2010
 May 
12 

Aiki Garden

The Founder Gardening

The Founder Gardening

On a cool and damp May day the young students of Roshinkan Dojo applied their ki to the planting of a  vegetable garden at a house for veterans undergoing treatment at the local VA hospital.

The week preceding the great planting affair we spoke with our students about the connection between Aikido and gardening. How earth, water, and sun blend to grow the seed into a life giving plant.  How the plant contributes to the ever flowing breath of life exchanging co2 for oxygen.  How a plant is centered, rooted deep in the ground while extending for the warmth of the sun, all the time remaining relaxed to bend with the wind and keeping its weight underside so as not to topple over.

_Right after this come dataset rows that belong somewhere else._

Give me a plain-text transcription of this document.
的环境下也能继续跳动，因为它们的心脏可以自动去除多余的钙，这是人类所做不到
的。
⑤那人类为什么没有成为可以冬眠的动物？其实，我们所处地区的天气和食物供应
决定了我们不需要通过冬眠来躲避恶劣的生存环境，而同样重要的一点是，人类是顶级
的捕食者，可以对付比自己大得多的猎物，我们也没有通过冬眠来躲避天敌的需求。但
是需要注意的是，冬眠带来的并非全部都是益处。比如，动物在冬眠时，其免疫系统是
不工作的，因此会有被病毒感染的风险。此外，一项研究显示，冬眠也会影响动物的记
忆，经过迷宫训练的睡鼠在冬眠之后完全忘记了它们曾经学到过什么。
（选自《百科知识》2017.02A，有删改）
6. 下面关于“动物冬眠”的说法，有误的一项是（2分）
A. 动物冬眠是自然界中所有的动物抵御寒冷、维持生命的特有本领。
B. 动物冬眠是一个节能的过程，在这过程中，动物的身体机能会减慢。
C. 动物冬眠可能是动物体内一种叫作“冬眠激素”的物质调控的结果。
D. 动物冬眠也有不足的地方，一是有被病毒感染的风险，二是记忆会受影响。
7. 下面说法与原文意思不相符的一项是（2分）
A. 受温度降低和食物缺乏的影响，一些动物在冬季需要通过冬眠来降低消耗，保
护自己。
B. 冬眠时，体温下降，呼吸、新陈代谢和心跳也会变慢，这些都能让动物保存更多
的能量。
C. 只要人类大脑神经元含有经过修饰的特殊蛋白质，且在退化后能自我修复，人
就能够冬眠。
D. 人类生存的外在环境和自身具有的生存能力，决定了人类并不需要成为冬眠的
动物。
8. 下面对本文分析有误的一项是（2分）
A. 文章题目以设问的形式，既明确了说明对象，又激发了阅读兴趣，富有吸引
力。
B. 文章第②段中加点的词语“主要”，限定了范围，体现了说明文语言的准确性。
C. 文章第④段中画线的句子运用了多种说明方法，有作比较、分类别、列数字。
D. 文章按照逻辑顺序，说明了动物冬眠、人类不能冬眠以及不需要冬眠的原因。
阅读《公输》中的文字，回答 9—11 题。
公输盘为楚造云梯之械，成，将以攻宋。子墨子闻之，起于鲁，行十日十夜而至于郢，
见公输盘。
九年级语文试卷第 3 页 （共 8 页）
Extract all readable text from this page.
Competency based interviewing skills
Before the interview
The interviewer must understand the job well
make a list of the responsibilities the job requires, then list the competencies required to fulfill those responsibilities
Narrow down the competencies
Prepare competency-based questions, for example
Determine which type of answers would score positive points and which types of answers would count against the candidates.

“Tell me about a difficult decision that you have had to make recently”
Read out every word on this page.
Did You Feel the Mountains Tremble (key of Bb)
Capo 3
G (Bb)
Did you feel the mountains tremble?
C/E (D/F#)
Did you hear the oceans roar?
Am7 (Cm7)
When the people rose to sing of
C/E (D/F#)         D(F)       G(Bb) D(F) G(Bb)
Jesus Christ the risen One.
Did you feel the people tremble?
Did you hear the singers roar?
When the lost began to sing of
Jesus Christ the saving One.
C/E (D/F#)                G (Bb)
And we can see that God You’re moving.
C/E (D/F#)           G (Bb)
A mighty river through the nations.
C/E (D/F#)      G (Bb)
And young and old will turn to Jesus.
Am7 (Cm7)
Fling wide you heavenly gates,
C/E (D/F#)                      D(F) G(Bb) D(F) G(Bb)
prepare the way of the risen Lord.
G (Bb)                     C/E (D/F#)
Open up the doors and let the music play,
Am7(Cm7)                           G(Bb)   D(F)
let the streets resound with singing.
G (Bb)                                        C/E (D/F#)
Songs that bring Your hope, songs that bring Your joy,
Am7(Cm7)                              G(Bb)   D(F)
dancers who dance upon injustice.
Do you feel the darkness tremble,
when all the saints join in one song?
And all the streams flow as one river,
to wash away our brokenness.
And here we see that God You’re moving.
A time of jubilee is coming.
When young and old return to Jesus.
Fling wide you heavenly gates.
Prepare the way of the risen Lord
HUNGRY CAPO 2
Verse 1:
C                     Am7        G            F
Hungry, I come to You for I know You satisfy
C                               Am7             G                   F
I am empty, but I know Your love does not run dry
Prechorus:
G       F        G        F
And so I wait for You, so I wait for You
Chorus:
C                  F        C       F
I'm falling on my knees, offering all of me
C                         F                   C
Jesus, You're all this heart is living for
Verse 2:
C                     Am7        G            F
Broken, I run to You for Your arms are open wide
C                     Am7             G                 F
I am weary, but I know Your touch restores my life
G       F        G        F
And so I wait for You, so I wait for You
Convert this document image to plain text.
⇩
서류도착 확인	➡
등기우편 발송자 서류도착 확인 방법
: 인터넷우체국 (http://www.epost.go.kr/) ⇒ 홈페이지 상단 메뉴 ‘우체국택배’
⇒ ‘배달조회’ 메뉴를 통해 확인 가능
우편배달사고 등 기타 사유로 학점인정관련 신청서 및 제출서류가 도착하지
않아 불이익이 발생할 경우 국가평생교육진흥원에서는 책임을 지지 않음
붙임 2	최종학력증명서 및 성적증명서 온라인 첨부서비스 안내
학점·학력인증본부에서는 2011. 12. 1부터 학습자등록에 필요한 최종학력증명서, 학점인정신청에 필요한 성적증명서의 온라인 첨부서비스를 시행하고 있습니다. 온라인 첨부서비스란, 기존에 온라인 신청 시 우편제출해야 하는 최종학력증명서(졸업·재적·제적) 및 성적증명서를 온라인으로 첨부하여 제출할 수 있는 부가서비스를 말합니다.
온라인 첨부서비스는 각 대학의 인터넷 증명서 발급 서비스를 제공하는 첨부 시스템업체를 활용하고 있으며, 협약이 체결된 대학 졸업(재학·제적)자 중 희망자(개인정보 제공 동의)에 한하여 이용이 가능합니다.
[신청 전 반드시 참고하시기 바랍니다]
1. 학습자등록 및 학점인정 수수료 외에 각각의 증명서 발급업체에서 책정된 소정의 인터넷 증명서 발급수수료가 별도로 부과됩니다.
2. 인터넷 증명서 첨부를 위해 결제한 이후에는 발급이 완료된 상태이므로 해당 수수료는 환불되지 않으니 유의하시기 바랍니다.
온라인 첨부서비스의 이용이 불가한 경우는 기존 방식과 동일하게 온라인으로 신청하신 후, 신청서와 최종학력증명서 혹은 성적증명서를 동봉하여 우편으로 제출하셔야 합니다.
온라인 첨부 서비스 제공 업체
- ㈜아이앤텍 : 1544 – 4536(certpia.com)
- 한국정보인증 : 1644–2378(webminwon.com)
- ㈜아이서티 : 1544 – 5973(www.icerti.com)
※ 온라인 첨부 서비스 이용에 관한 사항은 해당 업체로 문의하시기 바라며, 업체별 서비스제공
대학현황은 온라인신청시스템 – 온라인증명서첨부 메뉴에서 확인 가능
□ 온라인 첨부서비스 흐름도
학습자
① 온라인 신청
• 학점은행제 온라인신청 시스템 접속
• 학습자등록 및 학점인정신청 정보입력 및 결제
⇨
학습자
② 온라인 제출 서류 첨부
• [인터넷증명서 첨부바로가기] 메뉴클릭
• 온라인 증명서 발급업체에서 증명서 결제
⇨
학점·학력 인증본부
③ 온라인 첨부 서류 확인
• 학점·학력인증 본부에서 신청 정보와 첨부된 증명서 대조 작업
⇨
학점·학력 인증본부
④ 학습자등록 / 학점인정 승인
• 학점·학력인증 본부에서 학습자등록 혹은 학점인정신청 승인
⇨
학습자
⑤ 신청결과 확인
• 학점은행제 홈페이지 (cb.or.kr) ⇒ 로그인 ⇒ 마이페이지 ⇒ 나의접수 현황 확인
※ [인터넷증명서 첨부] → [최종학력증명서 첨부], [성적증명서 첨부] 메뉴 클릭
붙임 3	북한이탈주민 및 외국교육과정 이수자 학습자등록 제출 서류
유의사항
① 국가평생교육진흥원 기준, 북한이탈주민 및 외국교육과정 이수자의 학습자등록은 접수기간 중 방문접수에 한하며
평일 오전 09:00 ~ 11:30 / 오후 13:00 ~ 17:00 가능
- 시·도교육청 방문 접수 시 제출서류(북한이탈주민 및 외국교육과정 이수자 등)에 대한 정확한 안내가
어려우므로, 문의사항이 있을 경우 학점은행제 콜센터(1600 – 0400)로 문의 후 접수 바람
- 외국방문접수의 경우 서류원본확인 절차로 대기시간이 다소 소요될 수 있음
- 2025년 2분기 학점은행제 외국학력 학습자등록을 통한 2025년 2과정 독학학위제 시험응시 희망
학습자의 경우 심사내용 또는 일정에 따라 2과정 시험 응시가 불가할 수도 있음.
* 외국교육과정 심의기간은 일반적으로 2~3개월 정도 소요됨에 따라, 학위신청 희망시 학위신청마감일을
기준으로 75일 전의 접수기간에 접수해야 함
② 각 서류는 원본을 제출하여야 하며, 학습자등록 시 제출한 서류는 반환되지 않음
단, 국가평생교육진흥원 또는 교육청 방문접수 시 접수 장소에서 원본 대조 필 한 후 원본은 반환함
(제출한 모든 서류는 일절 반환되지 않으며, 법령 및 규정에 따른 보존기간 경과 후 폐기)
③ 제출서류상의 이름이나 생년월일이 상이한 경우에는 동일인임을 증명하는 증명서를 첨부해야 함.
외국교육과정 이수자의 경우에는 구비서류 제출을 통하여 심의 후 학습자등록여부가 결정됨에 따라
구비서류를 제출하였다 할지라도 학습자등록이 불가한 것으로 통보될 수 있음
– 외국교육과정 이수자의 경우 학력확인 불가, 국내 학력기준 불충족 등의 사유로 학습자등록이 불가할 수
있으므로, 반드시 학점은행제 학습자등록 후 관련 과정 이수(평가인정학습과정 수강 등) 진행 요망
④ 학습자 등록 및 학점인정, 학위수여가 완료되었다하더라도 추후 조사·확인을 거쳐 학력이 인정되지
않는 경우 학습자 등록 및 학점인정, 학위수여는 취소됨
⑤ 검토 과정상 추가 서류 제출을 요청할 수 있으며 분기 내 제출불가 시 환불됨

How we must care for our plants just as we must care for our training partner if they, we, are to grow.

Yes to truly understand Aikido we must in some way touch the very nature of our being.  Feel the universal ki that flows throughout the natural world.  Get our hands dirty with earth, taste the freshness of a cool mountain stream, feel the ocean’s breath on our cheek.

I lived for a while in the big city.  After a couple of years I felt out of touch.  Something was amiss.  I came to the realisation that for those two years I had not walked barefoot in grass.  I had not layed down on the earth and looked to the skies.  For those two years I had walked only on concrete and asphalt.  Never seen the sky that was not cluttered with the skyscrapers that surrounded me.  The air I was breathing was conditioned by hvac systems.  I needed to get out.

Regaining my health and sanity came with spending time in the mountains and ocean front, laying in a meadow of grass and flowers, walking on grassy slopes and sandy beaches, feeling the ocean breeze on my face along with the stinging of rain.  Refreshed and recharged I returned to a feeling of connection.  Even more so now that I realised what it meant to not have this.

Not long after I lived on a sailboat for a few years.  Never before had my senses been so alive.  My life and the survival of my boat were contingent upon my awareness of the winds, currents, tides, water, and earth that were always a part of my consciousness.  I began to feel the universal ki running through my life.

It is important that we do not separate ourselves from the earth we live on.  My brother is found of saying that we are “just critters on this planet”.  Insulating ourselves from the universe is a path to disaster.  Take your shoes off and bury your toes in grass and earth.  Get your fingers dirty in the soil, feel the rain and wind on your cheek.  Plant a garden and rejoice in caring for the plants that feed us.